Dro leaned close, staring in my eyes from inches away. I caught a whiff of sweat and perfume. He glanced at his boss and nodded. “I’d say so, Fetus.”
You had to be some kind of sick crackhead with a name like that.
“There you have it,” Fetus said.
I glanced at Josh sitting at the blackjack table, then forced myself to meet the crackhead’s gaze, his eyes boring into me. “I wasn’t cheating.”
“But you were collaborating with your friend in some way.”
When I looked back at the screen, Josh was gone.
Dro said, “Where’d he go?”
One of the other guards flipped through the camera views. He was a red-mustached, stocky, take-charge kind of guy. He zoomed in on a shot of Josh striding across the floor.
“He’s leaving,” the guard said. “Chi, notify the advance guard at the front entrance.”
Chi, the other guard who had dragged me here, tapped his ring finger and left.

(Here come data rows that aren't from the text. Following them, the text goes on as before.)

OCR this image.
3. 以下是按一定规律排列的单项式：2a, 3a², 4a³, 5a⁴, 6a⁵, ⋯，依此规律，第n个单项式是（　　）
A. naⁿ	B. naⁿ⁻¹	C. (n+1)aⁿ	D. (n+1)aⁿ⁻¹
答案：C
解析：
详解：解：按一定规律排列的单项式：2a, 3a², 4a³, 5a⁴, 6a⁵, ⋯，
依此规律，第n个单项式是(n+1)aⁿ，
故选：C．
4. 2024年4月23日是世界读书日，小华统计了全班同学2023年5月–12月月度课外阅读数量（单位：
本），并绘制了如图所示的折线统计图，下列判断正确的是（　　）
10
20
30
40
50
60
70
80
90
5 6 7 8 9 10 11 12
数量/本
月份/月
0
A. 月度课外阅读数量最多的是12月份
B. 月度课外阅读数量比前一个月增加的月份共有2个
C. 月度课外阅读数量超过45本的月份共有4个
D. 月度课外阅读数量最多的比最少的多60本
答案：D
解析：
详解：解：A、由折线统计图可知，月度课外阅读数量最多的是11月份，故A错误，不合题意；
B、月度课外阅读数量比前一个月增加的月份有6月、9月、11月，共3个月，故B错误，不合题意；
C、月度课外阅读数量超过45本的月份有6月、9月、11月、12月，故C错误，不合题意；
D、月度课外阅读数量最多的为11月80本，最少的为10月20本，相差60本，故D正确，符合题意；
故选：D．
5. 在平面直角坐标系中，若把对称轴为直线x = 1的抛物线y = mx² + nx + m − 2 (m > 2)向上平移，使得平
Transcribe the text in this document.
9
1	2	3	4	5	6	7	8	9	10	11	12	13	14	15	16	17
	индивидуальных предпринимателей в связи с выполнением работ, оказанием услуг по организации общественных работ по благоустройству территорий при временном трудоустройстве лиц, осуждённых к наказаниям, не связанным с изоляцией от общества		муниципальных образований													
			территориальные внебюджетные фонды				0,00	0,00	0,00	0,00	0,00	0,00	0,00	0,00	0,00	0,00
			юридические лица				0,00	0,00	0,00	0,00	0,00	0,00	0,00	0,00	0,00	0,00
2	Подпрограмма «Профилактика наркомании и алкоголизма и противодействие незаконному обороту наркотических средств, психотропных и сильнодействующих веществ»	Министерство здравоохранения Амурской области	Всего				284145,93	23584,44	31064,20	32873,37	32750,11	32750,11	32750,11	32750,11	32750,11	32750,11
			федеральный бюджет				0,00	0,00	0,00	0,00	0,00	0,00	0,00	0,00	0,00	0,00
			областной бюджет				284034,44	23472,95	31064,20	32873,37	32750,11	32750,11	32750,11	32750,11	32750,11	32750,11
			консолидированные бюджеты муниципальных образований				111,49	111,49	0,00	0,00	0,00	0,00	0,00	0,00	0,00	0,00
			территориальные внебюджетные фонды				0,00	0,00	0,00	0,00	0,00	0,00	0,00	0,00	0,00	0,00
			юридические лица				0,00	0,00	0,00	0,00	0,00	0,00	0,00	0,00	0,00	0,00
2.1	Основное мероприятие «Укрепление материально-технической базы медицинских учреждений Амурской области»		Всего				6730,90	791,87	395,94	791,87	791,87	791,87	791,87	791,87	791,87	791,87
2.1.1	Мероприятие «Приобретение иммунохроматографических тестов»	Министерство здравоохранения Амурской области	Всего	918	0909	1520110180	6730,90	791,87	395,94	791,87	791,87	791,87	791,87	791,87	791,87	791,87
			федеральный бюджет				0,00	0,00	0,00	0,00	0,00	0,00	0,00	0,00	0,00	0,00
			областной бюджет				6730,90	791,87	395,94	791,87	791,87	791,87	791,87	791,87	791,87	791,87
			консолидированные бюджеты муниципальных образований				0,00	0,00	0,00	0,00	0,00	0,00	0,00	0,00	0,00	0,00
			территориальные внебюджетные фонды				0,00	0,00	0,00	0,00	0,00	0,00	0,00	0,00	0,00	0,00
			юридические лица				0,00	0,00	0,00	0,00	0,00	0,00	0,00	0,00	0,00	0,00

Dro fished around in my pocket and pulled out my phone, placing it on the table.
Fetus started vaping. An unidentifiable smell drifted through the air, faint and fleeting. For a while, he said nothing. I glanced from one man to the other, but no one said anything.
“Your friend is good,” Fetus said.
“Yes, he’s a natural. And lucky.”
“Mmm.” He stared at me. Another long pause. Their silence was unbearable.
Finally he spoke again. “You know, it is illegal to cheat in a casino.”
“I don’t know what you mean.”
“Your friend was playing an edge.”
“You mean counting cards?”
“He was doing more than counting cards.” Fetus looked pained, as if he might pass gas. “When someone counts cards, we put them on a list and toss them out. But it’s not illegal.”
“I’m not sure what you mean.”
Take Charge Guy spoke slowly. “It’s okay if you’re smart,” he tapped his head. “But it’s not okay to use a machine to help you beat the house.”
“A machine?” It was all I could think to say. I was in deep shit.
More silence, except the Latin rhythms playing softly. Then Fetus said, “We don’t care what’s legal or illegal. We play by our own rules, and we need to make sure that no one has an unfair advantage.”
“I can understand that.” My shirt was dripping wet.
“So why don’t you tell us exactly what was going on in there.”
The room was hot and they were going to kill me. Throw me out back. Dump garbage on me. I thought I might pass out. I couldn’t think of anything to say. They were all staring at me. The tempo of the music had picked up.
“Why did your buddy leave?”
“Maybe he’s looking for me.”
Take Charge Guy consulted his phone and whispered into his boss’s ear.
Fetus crossed his thick arms and scratched his chin. “Sorry to break it to you. He left the premises. Fast.”
“Well,” I said, searching for words, any plausible theory that I could grab onto and extend to them for consideration. “Maybe he’s worried his luck won’t hold out. Maybe he’s decided to leave while he’s ahead.”
Fetus sighed in such a way that I knew he was officially tired of the conversation. This was the point where they started cutting off fingers. “We don’t know what’s going on, but we are going to review every minute of our security video from the moment you arrived. We are going to figure out how you won those hands. And when we do, we’ll come find you.”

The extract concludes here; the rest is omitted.